Track Sky’s area-by-area upgrade pages for expansion beyond Metro Manila, firm decommission dates, and explicit provincial schedules.
Watch Converge disclosures for Sky wholesale revenue, port-utilization benefits, customer migration counts, contract renewal language, lender-consent dependencies, or termination-risk language.
Track ABS-CBN/Sky segment revenue, subscriber decline, Sky Cable debt, and capex; the key signal is whether revenue stabilizes after the Converge migration or keeps shrinking despite cost cuts.
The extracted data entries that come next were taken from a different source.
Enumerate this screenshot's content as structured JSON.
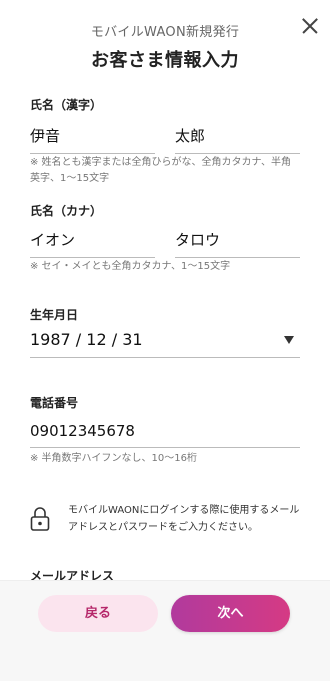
{
  "header": {
    "subtitle": "モバイルWAON新規発行",
    "title": "お客さま情報入力",
    "close_icon": "close-icon"
  },
  "name_kanji": {
    "label": "氏名（漢字）",
    "last_name": "伊音",
    "first_name": "太郎",
    "note": "※ 姓名とも漢字または全角ひらがな、全角カタカナ、半角英字、1〜15文字"
  },
  "name_kana": {
    "label": "氏名（カナ）",
    "last_name": "イオン",
    "first_name": "タロウ",
    "note": "※ セイ・メイとも全角カタカナ、1〜15文字"
  },
  "birthdate": {
    "label": "生年月日",
    "value": "1987 / 12 / 31",
    "icon": "dropdown-arrow-icon"
  },
  "phone": {
    "label": "電話番号",
    "value": "09012345678",
    "note": "※ 半角数字ハイフンなし、10〜16桁"
  },
  "info": {
    "icon": "lock-icon",
    "text": "モバイルWAONにログインする際に使用するメールアドレスとパスワードをご入力ください。"
  },
  "email": {
    "label": "メールアドレス"
  },
  "footer": {
    "back_label": "戻る",
    "next_label": "次へ"
  },
  "colors": {
    "accent_start": "#b13a9d",
    "accent_end": "#d53a84",
    "back_bg": "#fbe4ee",
    "back_text": "#b5276a"
  }
}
Monitor NTC and DTI complaint references involving Sky Fiber, Sky TruFiber, billing during outages, rebates, termination fees, or failure to provide complaint channels.
Track social complaints by geography, not volume alone; clustered reports of “no box,” “no port,” “migration pending,” or “legacy decommissioned” in the same city or barangay are stronger signals than generic ISP anger.
Watch local ISP and cable-operator marketing in former Sky areas; aggressive offers from small providers after Sky outages would indicate local share leakage.
Monitor Sky payment-center changes, biller-list removals, account-number changes, and posting delays; payment friction is a direct predictor of involuntary churn and complaint escalation.
Watch job posts and contractor notices for field technicians, fiber installers, NAP-box deployment, HFC removal, and customer-migration teams; field-labor intensity will reveal whether the migration is operationally funded.
Track customer reports of CGNAT, IPv6 availability, latency shifts, and public-IP changes after migration; these clues show whether Sky customers are truly moving onto Converge network architecture.
Monitor cable-theft and storm-restoration chatter separately from normal outage chatter; repeated “cable theft” explanations without restoration proof erode trust and accelerate switching.
Track PLDT, Globe, DITO, Converge, and local WISP buildouts in the specific areas where Sky migration complaints cluster; the outside option is address-level, not national-level.
Watch for revived acquisition rumors involving Sky Cable, Converge, PLDT, Globe, or financial investors; a buyer would be purchasing accounts, migration economics, and local access relationships more than AS45622 itself.